# Racing Stripes



## mjdxtreme (Oct 21, 2006)

I am looking to put racing stripe on my cyclone grey 06. I am not sure what color would look good. Any one who has a cyclone grey with racing strips lets see the pic. And those who have opinions about what would look good. please reply.


----------



## dustin60 (Jun 28, 2006)

i dont have a grey one...but IMO u gotta go black with the stripes


----------



## DriftingIsGay (Nov 14, 2006)

dustin60 said:


> i dont have a grey one...but IMO u gotta go black with the stripes


 I would agree with you if Cyclone Grey was really Grey. I have had my CG 06 GTO for three weeks now. Every one that has it seen tells me it's not Grey and I can't really argue with them. In fact the dealership where I bought it had it listed as Green.
I'm not sure what would be the best choice for racing stripes. Maybe you could go to a paint shop ask them to match the paint and then make a much darker version of it and use that for stripes.


----------



## GTO JUDGE (May 14, 2005)

*Silver?
Stripes that match the interior?
White?*


----------



## mjdxtreme (Oct 21, 2006)

anyone know of an aftermarket web site where i can select the GTO and the color and test different color ones to see what would look good. Something like Discount tire does for the interactive aftermarket wheel selection.


----------



## GTO JUDGE (May 14, 2005)

mjdxtreme said:


> anyone know of an aftermarket web site where i can select the GTO and the color and test different color ones to see what would look good. Something like Discount tire does for the interactive aftermarket wheel selection.


*
I don't know of any, but the color charts on line are not very good. 

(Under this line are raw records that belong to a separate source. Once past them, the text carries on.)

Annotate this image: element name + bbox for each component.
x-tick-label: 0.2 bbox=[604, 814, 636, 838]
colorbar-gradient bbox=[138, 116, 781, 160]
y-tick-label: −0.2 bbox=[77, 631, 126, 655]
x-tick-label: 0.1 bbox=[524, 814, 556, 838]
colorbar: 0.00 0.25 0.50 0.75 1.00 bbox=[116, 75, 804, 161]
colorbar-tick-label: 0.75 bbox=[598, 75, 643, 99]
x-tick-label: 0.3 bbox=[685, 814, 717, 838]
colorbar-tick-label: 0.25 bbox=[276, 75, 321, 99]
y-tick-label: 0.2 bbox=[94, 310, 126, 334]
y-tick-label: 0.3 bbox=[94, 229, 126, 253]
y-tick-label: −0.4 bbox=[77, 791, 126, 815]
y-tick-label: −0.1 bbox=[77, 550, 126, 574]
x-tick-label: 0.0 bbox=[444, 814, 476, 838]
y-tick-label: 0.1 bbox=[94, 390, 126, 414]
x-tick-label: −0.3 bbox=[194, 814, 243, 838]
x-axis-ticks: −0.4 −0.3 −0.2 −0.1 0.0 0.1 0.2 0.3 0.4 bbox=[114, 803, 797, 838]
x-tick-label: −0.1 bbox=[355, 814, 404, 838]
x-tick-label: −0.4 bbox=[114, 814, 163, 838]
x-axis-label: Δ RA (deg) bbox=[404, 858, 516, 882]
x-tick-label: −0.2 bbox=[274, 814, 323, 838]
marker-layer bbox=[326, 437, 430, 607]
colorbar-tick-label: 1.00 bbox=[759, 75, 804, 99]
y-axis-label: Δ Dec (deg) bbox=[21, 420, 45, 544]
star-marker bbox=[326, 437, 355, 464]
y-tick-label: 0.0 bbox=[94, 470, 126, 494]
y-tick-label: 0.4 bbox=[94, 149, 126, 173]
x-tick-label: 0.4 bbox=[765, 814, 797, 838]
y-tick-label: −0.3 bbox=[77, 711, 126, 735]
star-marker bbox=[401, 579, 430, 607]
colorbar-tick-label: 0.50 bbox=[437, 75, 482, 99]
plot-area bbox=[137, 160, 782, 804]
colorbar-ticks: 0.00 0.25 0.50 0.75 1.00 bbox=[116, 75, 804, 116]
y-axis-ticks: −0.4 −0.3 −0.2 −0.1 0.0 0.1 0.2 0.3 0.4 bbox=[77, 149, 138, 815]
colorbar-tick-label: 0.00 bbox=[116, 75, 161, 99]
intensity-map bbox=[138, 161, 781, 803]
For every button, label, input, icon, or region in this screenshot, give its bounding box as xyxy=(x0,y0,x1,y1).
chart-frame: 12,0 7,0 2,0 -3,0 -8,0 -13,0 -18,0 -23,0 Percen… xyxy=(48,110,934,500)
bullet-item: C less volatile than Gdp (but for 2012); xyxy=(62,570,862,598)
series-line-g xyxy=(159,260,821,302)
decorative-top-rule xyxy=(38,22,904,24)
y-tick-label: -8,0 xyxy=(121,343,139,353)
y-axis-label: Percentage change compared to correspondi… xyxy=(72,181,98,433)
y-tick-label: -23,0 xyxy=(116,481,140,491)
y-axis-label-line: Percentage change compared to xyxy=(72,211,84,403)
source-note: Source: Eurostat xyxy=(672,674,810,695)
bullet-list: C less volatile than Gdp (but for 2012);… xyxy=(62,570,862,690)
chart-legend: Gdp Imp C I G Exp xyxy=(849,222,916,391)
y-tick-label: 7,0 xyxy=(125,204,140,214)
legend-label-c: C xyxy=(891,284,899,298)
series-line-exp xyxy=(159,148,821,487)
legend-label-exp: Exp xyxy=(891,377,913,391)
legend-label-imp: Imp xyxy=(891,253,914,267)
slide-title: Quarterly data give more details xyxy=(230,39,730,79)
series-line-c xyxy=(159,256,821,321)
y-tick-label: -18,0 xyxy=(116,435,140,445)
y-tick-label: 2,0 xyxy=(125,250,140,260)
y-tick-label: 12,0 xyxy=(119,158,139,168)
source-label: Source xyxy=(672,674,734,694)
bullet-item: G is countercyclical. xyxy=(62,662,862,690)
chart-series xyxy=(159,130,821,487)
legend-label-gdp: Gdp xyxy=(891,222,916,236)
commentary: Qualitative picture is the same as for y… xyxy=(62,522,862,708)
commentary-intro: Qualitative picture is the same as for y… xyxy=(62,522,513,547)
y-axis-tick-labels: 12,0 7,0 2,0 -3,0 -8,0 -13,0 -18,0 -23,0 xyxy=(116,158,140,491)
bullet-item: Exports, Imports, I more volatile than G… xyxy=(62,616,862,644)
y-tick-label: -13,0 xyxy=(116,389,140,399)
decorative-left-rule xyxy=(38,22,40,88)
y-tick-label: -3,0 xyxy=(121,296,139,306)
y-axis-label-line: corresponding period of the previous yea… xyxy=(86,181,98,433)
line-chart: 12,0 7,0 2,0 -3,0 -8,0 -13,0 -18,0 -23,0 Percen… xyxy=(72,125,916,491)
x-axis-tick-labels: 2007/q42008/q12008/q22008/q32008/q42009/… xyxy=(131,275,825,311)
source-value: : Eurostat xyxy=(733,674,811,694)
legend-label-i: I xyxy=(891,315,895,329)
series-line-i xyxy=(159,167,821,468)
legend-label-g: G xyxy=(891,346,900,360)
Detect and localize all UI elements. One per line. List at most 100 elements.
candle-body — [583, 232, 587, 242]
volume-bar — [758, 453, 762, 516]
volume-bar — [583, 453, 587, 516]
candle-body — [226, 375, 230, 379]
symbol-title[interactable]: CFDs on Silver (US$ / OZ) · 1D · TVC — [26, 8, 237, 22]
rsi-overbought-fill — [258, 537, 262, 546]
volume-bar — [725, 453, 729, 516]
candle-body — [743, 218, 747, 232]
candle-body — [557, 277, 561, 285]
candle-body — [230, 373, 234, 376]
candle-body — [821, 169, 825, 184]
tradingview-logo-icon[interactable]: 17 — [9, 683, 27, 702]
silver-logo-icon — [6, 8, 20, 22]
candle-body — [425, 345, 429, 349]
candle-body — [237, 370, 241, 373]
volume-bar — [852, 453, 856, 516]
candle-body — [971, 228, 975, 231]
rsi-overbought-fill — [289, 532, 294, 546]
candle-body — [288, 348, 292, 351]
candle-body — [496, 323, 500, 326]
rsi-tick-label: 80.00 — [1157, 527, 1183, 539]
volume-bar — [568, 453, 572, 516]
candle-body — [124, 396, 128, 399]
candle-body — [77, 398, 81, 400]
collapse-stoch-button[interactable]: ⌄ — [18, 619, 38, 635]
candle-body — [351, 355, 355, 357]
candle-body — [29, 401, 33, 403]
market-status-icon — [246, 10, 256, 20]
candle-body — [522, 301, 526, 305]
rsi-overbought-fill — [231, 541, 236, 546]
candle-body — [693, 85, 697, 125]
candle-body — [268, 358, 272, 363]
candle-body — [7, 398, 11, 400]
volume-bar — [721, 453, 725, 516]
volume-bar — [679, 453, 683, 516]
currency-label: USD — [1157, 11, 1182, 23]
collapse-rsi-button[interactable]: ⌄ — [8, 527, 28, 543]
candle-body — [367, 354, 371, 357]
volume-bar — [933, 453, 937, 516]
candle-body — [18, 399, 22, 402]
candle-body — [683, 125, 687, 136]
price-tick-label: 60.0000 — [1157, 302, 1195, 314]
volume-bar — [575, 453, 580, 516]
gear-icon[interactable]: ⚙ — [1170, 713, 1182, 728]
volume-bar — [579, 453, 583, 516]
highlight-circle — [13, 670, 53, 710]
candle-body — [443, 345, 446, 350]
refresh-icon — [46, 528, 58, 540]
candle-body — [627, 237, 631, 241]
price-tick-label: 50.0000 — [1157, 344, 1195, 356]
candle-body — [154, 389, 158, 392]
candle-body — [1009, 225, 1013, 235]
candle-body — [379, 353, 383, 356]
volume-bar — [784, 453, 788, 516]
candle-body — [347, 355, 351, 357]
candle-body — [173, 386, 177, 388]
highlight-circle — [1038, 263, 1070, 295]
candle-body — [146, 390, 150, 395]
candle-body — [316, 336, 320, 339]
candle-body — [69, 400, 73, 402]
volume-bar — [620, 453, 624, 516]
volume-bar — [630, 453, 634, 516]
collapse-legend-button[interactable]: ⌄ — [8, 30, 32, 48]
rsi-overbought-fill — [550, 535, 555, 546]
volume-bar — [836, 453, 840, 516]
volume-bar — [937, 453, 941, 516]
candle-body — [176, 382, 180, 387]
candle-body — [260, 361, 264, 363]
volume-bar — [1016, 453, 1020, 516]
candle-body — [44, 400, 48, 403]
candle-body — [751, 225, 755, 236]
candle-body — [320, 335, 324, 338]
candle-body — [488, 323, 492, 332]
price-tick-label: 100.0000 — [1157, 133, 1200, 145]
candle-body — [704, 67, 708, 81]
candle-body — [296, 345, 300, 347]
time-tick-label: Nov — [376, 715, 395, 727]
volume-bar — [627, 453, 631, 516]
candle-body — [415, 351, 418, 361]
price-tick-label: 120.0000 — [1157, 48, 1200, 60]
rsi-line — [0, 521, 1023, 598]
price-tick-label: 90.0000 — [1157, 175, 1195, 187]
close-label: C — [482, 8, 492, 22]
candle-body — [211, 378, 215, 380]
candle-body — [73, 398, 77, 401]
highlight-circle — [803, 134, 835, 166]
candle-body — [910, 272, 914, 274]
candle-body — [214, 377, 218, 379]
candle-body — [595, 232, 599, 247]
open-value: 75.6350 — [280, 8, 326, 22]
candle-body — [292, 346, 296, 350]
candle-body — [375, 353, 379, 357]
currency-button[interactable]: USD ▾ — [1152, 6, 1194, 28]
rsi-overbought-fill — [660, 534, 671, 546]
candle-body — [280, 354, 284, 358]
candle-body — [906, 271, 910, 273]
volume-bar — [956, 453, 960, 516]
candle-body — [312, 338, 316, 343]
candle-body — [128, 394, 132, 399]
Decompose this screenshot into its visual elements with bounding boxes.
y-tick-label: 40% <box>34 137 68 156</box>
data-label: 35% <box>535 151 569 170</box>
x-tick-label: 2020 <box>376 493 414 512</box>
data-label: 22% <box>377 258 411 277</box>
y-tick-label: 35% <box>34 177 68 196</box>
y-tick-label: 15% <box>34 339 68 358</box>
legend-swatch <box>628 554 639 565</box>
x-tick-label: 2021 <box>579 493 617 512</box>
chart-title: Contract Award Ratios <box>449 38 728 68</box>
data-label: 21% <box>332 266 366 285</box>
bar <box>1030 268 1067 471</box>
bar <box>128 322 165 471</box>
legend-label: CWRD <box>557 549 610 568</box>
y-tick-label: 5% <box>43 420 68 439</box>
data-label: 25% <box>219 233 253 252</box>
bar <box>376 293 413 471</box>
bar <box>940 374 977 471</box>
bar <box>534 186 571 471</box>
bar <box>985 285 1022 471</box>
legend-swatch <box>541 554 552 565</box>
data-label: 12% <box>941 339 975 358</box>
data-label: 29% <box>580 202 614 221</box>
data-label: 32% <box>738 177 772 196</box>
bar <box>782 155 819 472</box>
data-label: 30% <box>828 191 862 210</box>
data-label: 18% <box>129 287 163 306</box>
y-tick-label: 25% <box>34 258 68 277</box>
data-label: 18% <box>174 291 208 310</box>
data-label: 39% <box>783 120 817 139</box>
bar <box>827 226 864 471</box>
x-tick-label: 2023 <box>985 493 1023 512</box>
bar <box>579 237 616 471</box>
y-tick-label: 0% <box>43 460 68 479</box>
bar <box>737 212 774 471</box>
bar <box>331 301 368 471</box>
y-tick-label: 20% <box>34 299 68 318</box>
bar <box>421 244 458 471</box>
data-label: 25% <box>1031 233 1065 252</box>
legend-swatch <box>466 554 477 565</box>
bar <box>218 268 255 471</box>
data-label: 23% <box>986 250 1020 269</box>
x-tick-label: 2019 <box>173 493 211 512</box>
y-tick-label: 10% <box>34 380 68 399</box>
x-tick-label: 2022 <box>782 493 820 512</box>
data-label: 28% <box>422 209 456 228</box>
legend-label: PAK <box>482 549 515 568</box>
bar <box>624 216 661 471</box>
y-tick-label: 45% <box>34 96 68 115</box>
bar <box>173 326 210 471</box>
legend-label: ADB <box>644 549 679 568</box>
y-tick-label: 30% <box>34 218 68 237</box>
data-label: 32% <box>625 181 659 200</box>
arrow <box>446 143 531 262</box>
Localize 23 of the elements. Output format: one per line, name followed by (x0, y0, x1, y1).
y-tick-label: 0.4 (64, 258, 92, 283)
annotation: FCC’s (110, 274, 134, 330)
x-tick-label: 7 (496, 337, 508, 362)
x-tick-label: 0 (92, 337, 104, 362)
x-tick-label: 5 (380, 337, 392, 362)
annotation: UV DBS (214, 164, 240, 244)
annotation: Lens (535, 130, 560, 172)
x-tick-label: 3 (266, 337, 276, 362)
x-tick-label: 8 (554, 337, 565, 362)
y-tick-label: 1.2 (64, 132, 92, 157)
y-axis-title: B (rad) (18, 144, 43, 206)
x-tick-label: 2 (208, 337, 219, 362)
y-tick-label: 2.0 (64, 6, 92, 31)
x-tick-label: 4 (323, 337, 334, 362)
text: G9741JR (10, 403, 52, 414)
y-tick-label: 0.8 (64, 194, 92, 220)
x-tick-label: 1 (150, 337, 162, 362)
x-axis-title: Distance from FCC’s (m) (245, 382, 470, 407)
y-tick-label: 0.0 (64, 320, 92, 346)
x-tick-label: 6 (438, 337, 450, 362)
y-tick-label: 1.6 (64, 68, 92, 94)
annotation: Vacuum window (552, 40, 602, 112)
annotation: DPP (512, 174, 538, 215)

Your best bet is to go everyone's galleries and check them out. There are a few on here with stripes. Or ask in a thread for guys to post them for you.
*


----------



## Paul1stSGT (Aug 1, 2006)

Got a small chip on my front hood and was checking out this company....might help you! http://www.paintscratch.com/


----------



## tabes117 (Dec 14, 2006)

I was quoted 300 to run vinyl stripes bumper over hood to bumper something like this.
http://us.a2.yahoofs.com/users/43df22fbzfc6c5fd0/9d87re2/__sr_/5024re2.jpg?phwJi5FB7LzHxFki


----------



## saltine (Sep 1, 2006)

http://www.autotrimdesign.net/category_22775.html









looks good on mine dont you think?


----------